Illustration for article titled Gas Stations Don't Really Make Money On Gas

Even though you think gas costs a fortune—because it does—gas stations make little, if any, profit of fuel sales. Their cash cow? The cheap, pink sunglasses.


Gasoline prices hover at around $4 a gallon nationwide, but oil prices are so high that the seemingly exorbitant prices aren't enough to keep gas stations in business. According to USA Today:

They make only pennies per gallon sold. Most of the profit, about 75%, comes from the markups on convenience store items such as sunglasses, hot food or medicine, according to the Associated Food and Petroleum Dealers, or AFPD, a trade association of independent operators.

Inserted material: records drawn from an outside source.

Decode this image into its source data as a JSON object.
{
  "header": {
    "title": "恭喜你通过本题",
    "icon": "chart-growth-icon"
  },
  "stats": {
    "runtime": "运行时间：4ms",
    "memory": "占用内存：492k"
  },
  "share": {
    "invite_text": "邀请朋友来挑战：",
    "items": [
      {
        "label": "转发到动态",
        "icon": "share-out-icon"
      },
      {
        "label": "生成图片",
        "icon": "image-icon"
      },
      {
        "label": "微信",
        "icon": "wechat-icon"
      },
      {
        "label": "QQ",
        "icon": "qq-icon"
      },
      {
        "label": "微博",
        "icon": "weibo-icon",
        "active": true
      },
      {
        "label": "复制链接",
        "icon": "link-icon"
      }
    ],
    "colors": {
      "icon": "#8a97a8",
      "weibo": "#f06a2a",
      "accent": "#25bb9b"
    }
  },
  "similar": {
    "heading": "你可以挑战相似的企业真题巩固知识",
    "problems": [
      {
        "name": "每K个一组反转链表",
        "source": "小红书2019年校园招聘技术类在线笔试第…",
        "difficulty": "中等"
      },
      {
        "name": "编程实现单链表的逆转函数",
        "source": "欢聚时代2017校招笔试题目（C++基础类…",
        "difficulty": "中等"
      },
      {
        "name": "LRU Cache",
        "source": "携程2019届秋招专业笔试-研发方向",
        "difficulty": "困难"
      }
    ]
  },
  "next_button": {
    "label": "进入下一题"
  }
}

So just remember: the next time you're scooping up a four pack of powdered donuts while refueling—you're helping that gas station stay in business. Petroleum and empty calories: It's the American way. [USA Today via Slate]

Image by Slavon/



We Swedes are paying $8.95 per gallon. When I flew home from the US on April 2nd it costed $3.71 per gallon in Minnesota and the family I lived with there for a couple of weeks were complaining over the price while I was amazed over the fact that it was basically free.

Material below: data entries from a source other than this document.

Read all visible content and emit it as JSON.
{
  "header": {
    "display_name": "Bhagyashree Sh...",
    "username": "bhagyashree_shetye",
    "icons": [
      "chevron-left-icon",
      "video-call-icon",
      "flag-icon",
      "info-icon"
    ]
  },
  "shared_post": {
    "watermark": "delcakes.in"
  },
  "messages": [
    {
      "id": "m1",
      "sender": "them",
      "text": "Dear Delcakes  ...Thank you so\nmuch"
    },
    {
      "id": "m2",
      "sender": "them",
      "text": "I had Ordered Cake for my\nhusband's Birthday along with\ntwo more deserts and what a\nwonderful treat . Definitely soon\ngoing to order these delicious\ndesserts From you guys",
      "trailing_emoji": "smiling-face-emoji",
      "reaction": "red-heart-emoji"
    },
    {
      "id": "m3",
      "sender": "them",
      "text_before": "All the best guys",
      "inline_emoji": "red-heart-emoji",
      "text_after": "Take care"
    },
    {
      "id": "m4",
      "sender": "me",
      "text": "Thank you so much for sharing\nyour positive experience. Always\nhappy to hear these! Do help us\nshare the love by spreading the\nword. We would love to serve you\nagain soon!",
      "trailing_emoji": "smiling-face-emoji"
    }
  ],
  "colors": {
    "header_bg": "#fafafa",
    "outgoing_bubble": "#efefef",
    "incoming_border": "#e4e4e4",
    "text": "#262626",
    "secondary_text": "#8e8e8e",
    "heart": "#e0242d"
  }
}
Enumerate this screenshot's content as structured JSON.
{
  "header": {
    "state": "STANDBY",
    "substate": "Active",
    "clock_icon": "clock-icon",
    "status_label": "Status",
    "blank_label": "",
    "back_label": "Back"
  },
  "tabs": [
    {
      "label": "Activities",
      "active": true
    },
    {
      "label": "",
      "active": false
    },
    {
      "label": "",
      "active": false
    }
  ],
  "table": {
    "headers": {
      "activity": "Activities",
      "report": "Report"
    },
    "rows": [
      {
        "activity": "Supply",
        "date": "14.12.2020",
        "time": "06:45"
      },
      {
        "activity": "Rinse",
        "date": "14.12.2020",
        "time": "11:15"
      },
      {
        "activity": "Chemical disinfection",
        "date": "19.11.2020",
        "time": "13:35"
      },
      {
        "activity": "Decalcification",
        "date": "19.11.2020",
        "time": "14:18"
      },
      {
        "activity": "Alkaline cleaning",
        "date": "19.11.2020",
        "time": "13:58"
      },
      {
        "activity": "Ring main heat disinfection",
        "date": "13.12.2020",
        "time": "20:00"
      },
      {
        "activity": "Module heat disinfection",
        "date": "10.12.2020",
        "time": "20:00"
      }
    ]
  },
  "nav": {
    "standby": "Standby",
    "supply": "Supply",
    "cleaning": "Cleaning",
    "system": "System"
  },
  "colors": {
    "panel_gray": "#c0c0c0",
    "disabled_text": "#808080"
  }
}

Though we always have the option of taking the train or taking the bus to work or school or wherever people are going. I know that in the US you don't. Sure they had buses in Minneapolis/St. Paul and they were building a tram system, but outside of the cities there were no buses, no trains, no nothing. If you had no car you couldn't get anywhere.

Here in Sweden, even if you live 100 miles from the nearest civilization you bet there's a bus line going by nearby at least twice a day or a train station not too far away. This is why gas price is such a big deal in the US, because there are no options to taking the car.

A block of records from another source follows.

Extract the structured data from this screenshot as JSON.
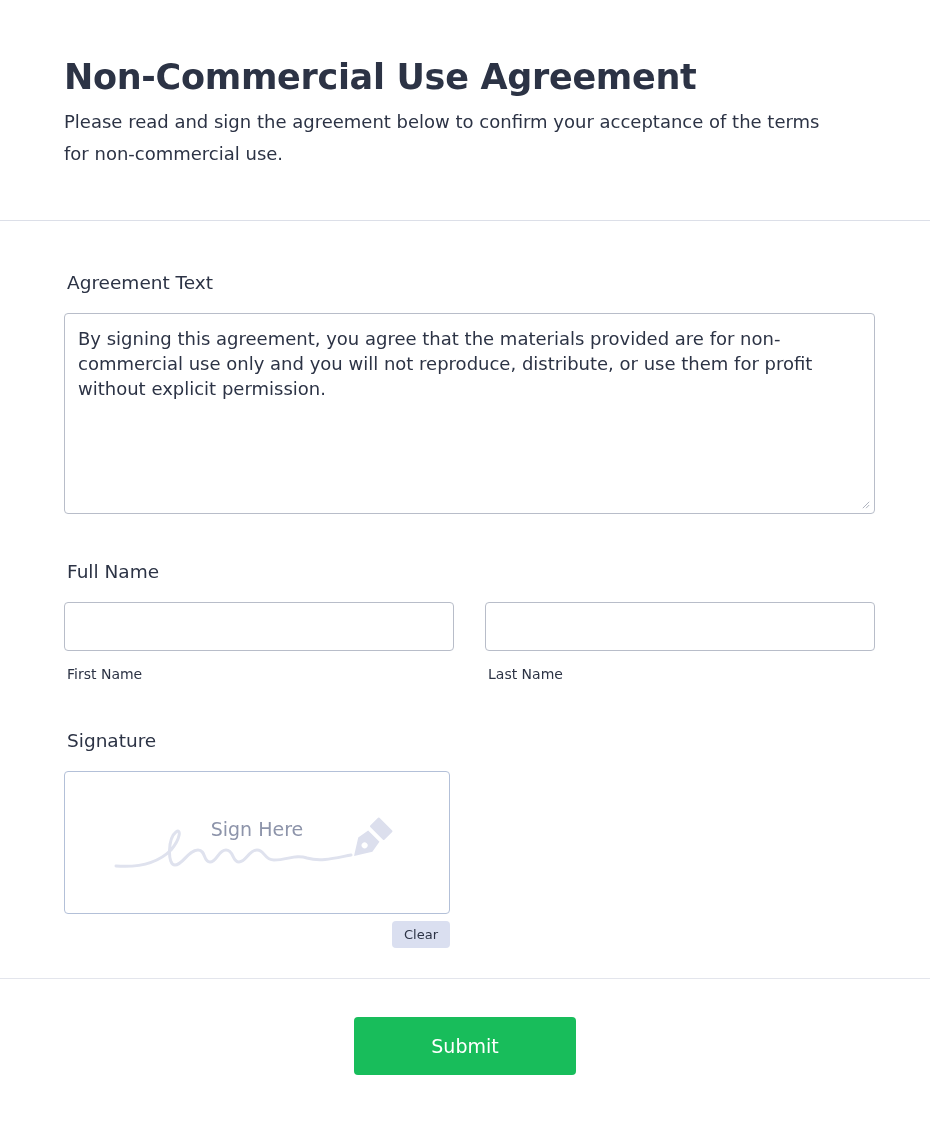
{
  "header": {
    "title": "Non-Commercial Use Agreement",
    "subtitle": "Please read and sign the agreement below to confirm your acceptance of the terms for non-commercial use."
  },
  "fields": [
    {
      "kind": "textarea",
      "label": "Agreement Text",
      "value": "By signing this agreement, you agree that the materials provided are for non-commercial use only and you will not reproduce, distribute, or use them for profit without explicit permission."
    },
    {
      "kind": "fullname",
      "label": "Full Name",
      "parts": [
        {
          "sublabel": "First Name"
        },
        {
          "sublabel": "Last Name"
        }
      ]
    },
    {
      "kind": "signature",
      "label": "Signature",
      "placeholder": "Sign Here",
      "clear_button": "Clear"
    }
  ],
  "submit_button": "Submit"
}
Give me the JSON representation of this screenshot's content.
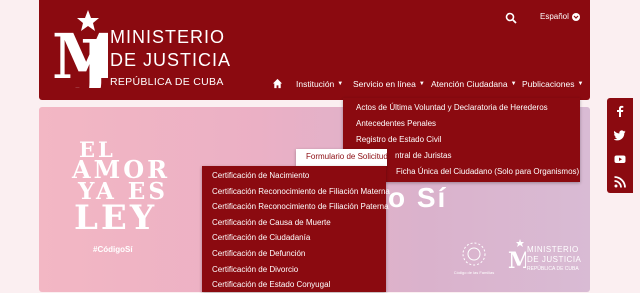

Still, you Americans pay basically nothing in tax compared to us Swedes. The average income before tax is almost the same . Our gas is more than twice as expensive. Our sales tax is 25%, and living expenses in the US is dirt cheap and you're complaining. I don't want to start a flame war or anything but I do think you're a bit over sensitive. Come to Europe for a while and you'll be amazed over the difference in mentality and over how expensive it is to do stuff and how much more it would cost to buy gas, groceries, clothing etc. here compared to going to Walmart, Target, JCPenney and so on.

But I still like America, I really liked Minnesota to be honest and I could easily imagine myself living there once I'm done with my studies.